Superlotação prisional preocupa recém-empossada Comissão da OAB SP de Política Criminal e Penitenciária

Tweet


07/08/2019

05_08_2019  - Posse  da Comissão de Política Crimina  e Penitenciária da OAB São Paulo

O Brasil enfrenta problema sério de superlotações nos presídios, ocupando posição de destaque nas estatísticas não apenas nos estados, mas entre os países que mais prendem no mundo. Os últimos dados divulgados pelo Levantamento Nacional de Informações Penitenciárias (Infopen) demonstram uma dura realidade.
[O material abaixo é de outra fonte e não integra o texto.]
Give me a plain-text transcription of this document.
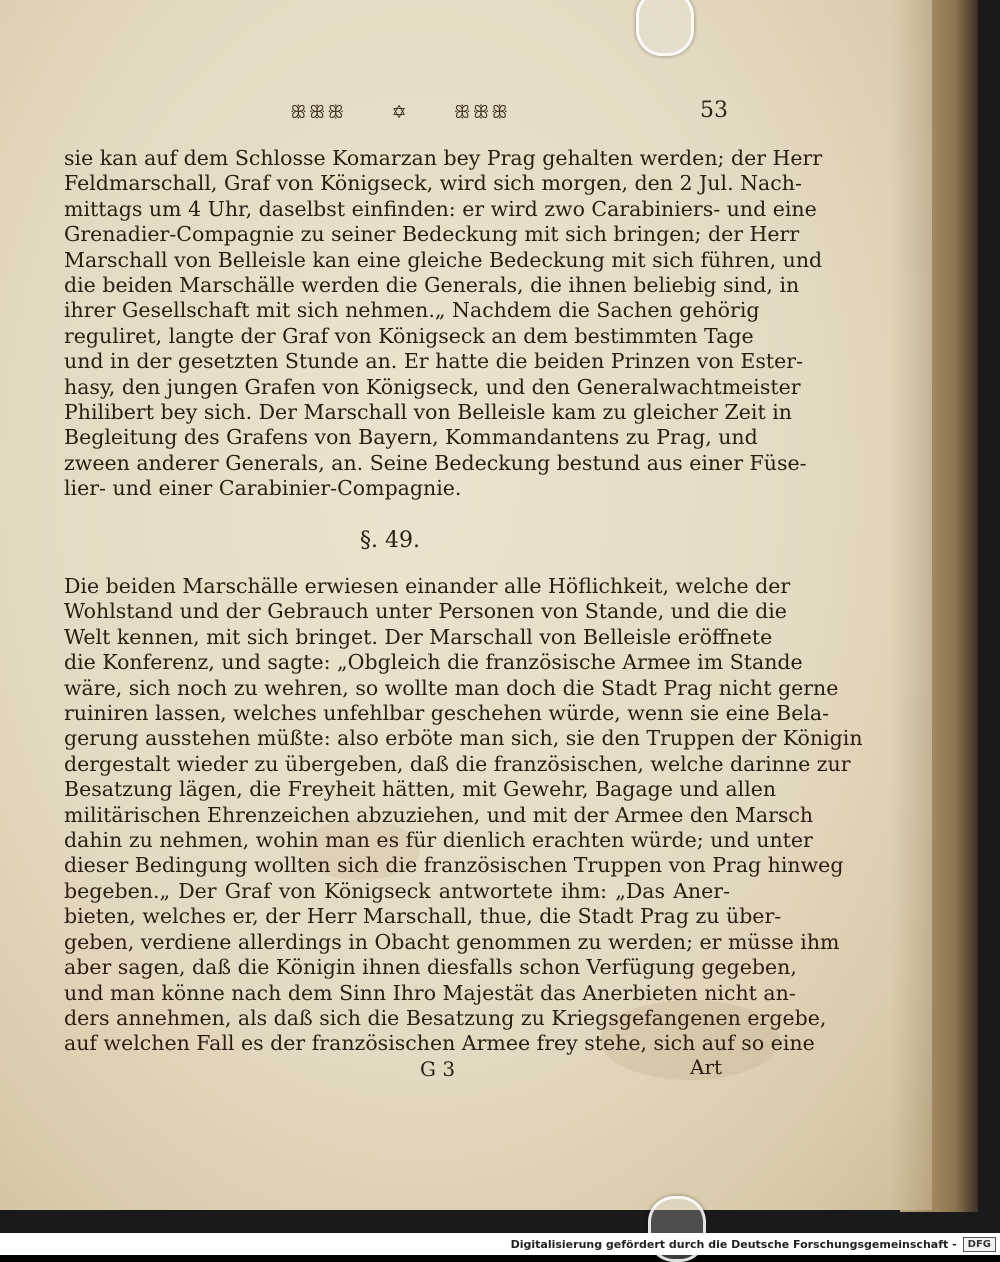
ꕥꕥꕥ	✡	ꕥꕥꕥ	53
sie kan auf dem Schlosse Komarzan bey Prag gehalten werden; der Herr
Feldmarschall, Graf von Königseck, wird sich morgen, den 2 Jul. Nach-
mittags um 4 Uhr, daselbst einfinden: er wird zwo Carabiniers- und eine
Grenadier-Compagnie zu seiner Bedeckung mit sich bringen; der Herr
Marschall von Belleisle kan eine gleiche Bedeckung mit sich führen, und
die beiden Marschälle werden die Generals, die ihnen beliebig sind, in
ihrer Gesellschaft mit sich nehmen.„ Nachdem die Sachen gehörig
reguliret, langte der Graf von Königseck an dem bestimmten Tage
und in der gesetzten Stunde an. Er hatte die beiden Prinzen von Ester-
hasy, den jungen Grafen von Königseck, und den Generalwachtmeister
Philibert bey sich. Der Marschall von Belleisle kam zu gleicher Zeit in
Begleitung des Grafens von Bayern, Kommandantens zu Prag, und
zween anderer Generals, an. Seine Bedeckung bestund aus einer Füse-
lier- und einer Carabinier-Compagnie.
§. 49.
Die beiden Marschälle erwiesen einander alle Höflichkeit, welche der
Wohlstand und der Gebrauch unter Personen von Stande, und die die
Welt kennen, mit sich bringet. Der Marschall von Belleisle eröffnete
die Konferenz, und sagte: „Obgleich die französische Armee im Stande
wäre, sich noch zu wehren, so wollte man doch die Stadt Prag nicht gerne
ruiniren lassen, welches unfehlbar geschehen würde, wenn sie eine Bela-
gerung ausstehen müßte: also erböte man sich, sie den Truppen der Königin
dergestalt wieder zu übergeben, daß die französischen, welche darinne zur
Besatzung lägen, die Freyheit hätten, mit Gewehr, Bagage und allen
militärischen Ehrenzeichen abzuziehen, und mit der Armee den Marsch
dahin zu nehmen, wohin man es für dienlich erachten würde; und unter
dieser Bedingung wollten sich die französischen Truppen von Prag hinweg
begeben.„ Der Graf von Königseck antwortete ihm: „Das Aner-
bieten, welches er, der Herr Marschall, thue, die Stadt Prag zu über-
geben, verdiene allerdings in Obacht genommen zu werden; er müsse ihm
aber sagen, daß die Königin ihnen diesfalls schon Verfügung gegeben,
und man könne nach dem Sinn Ihro Majestät das Anerbieten nicht an-
ders annehmen, als daß sich die Besatzung zu Kriegsgefangenen ergebe,
auf welchen Fall es der französischen Armee frey stehe, sich auf so eine
G 3	Art
Digitalisierung gefördert durch die Deutsche Forschungsgemeinschaft -	DFG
São Paulo, por exemplo, está 59,2% acima da sua capacidade prisional, com 225.874 presos para um número de vagas correspondente a 141.871. No país, o déficit é ainda maior: 415.960 espaços para 704.395 presos.
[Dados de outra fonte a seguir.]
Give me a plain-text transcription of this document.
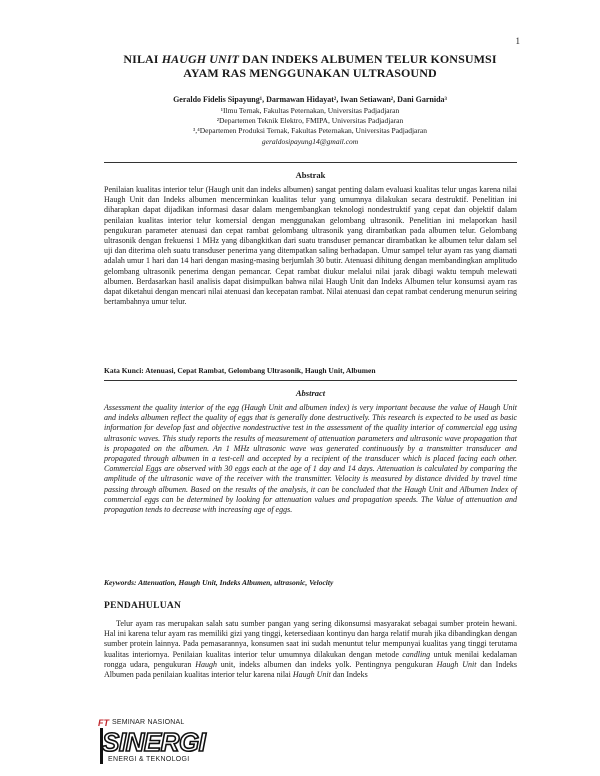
1
NILAI HAUGH UNIT DAN INDEKS ALBUMEN TELUR KONSUMSI
AYAM RAS MENGGUNAKAN ULTRASOUND
Geraldo Fidelis Sipayung¹, Darmawan Hidayat², Iwan Setiawan², Dani Garnida³
¹Ilmu Ternak, Fakultas Peternakan, Universitas Padjadjaran
²Departemen Teknik Elektro, FMIPA, Universitas Padjadjaran
³,⁴Departemen Produksi Ternak, Fakultas Peternakan, Universitas Padjadjaran
geraldosipayung14@gmail.com
Abstrak

Penilaian kualitas interior telur (Haugh unit dan indeks albumen) sangat penting dalam evaluasi kualitas telur ungas karena nilai Haugh Unit dan Indeks albumen mencerminkan kualitas telur yang umumnya dilakukan secara destruktif. Penelitian ini diharapkan dapat dijadikan informasi dasar dalam mengembangkan teknologi nondestruktif yang cepat dan objektif dalam penilaian kualitas interior telur komersial dengan menggunakan gelombang ultrasonik. Penelitian ini melaporkan hasil pengukuran parameter atenuasi dan cepat rambat gelombang ultrasonik yang dirambatkan pada albumen telur. Gelombang ultrasonik dengan frekuensi 1 MHz yang dibangkitkan dari suatu transduser pemancar dirambatkan ke albumen telur dalam sel uji dan diterima oleh suatu transduser penerima yang ditempatkan saling berhadapan. Umur sampel telur ayam ras yang diamati adalah umur 1 hari dan 14 hari dengan masing-masing berjumlah 30 butir. Atenuasi dihitung dengan membandingkan amplitudo gelombang ultrasonik penerima dengan pemancar. Cepat rambat diukur melalui nilai jarak dibagi waktu tempuh melewati albumen. Berdasarkan hasil analisis dapat disimpulkan bahwa nilai Haugh Unit dan Indeks Albumen telur konsumsi ayam ras dapat diketahui dengan mencari nilai atenuasi dan kecepatan rambat. Nilai atenuasi dan cepat rambat cenderung menurun seiring bertambahnya umur telur.

Kata Kunci: Atenuasi, Cepat Rambat, Gelombang Ultrasonik, Haugh Unit, Albumen
Abstract

Assessment the quality interior of the egg (Haugh Unit and albumen index) is very important because the value of Haugh Unit and indeks albumen reflect the quality of eggs that is generally done destructively. This research is expected to be used as basic information for develop fast and objective nondestructive test in the assessment of the quality interior of commercial egg using ultrasonic waves. This study reports the results of measurement of attenuation parameters and ultrasonic wave propagation that is propagated on the albumen. An 1 MHz ultrasonic wave was generated continuously by a transmitter transducer and propagated through albumen in a test-cell and accepted by a recipient of the transducer which is placed facing each other. Commercial Eggs are observed with 30 eggs each at the age of 1 day and 14 days. Attenuation is calculated by comparing the amplitude of the ultrasonic wave of the receiver with the transmitter. Velocity is measured by distance divided by travel time passing through albumen. Based on the results of the analysis, it can be concluded that the Haugh Unit and Albumen Index of commercial eggs can be determined by looking for attenuation values and propagation speeds. The Value of attenuation and propagation tends to decrease with increasing age of eggs.

Keywords: Attenuation, Haugh Unit, Indeks Albumen, ultrasonic, Velocity
PENDAHULUAN

Telur ayam ras merupakan salah satu sumber pangan yang sering dikonsumsi masyarakat sebagai sumber protein hewani. Hal ini karena telur ayam ras memiliki gizi yang tinggi, ketersediaan kontinyu dan harga relatif murah jika dibandingkan dengan sumber protein lainnya. Pada pemasarannya, konsumen saat ini sudah menuntut telur mempunyai kualitas yang tinggi terutama kualitas interiornya. Penilaian kualitas interior telur umumnya dilakukan dengan metode candling untuk menilai kedalaman rongga udara, pengukuran Haugh unit, indeks albumen dan indeks yolk. Pentingnya pengukuran Haugh Unit dan Indeks Albumen pada penilaian kualitas interior telur karena nilai Haugh Unit dan Indeks

FT SEMINAR NASIONAL
SINERGI
ENERGI & TEKNOLOGI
Os números comprovam a preocupação da recém-empossada (06/08) Comissão de Política Criminal e Penitenciária, cujo objetivo é estudar e buscar implementação de políticas públicas de humanização no tratamento de pessoas em situação de encarceramento, bem como de seus familiares e agentes envolvidos no processo. “Dessa forma, poderemos avançar nas pautas seguintes que é de desencarceramento”, afirmou a presidente do grupo de trabalho, Priscila Pamela dos Santos, que fez um relato de sua caminhada em defesa dos cidadãos.

De acordo com ela, é necessário alertar a sociedade para os perigos envolvendo o encarceramento em massa – medida que deve ser a última utilizada e não a primeira, como vem ocorrendo. “A situação nos presídios e os dados que vemos diariamente apenas reafirmam meu compromisso de lutar pelo direito de liberdades”, acentuou.

Na mesma linha, o vice-presidente da OAB São Paulo, o criminalista Ricardo de Toledo Santos Filho, advertiu sobre o drama e o sofrimento vivido pelas famílias que têm um ente aprisionado. “Cada vez que vou a uma penitenciária ou estabelecimento prisional, fico semanas ‘impregnado’ com o grito daqueles que estão lá dentro, clamando pela liberdade”, enfatizou. Para ele, é preciso ampla reflexão sobre as injustiças que acontecem no sistema, com os excessos, desmandos e a falta de sensibilidade. “Temos um trabalho difícil de convencimento da sociedade. Quem está do lado de fora, acredita que, por não envolver a si ou nenhum ente querido, o tratamento usado é adequado. Muitos acham que esse é o caminho, quando, na verdade, não é”, ponderou, ao dar posse aos integrantes da Comissão.

Além das dificuldades a serem enfrentadas no dia a dia, Toledo acentuou que caberá à Comissão o grande trabalho de indicar representantes para o Conselho Penitenciário. “Com nossa contribuição, a gente poderá tornar o mundo melhor para aqueles que virão depois de nós”, finalizou.

Presenças
Além dos citados, compuseram a mesa: os conselheiros Secionais Maria das Graças Perera de Mello e Cristiano Maronna; Ana Amélia Camargos Mascarenhas, vice-presidente da Comissão de Direitos Humanos da OAB SP; e Leandro Sarcedo, presidente da Comissão de Direitos e Prerrogativas da entidade.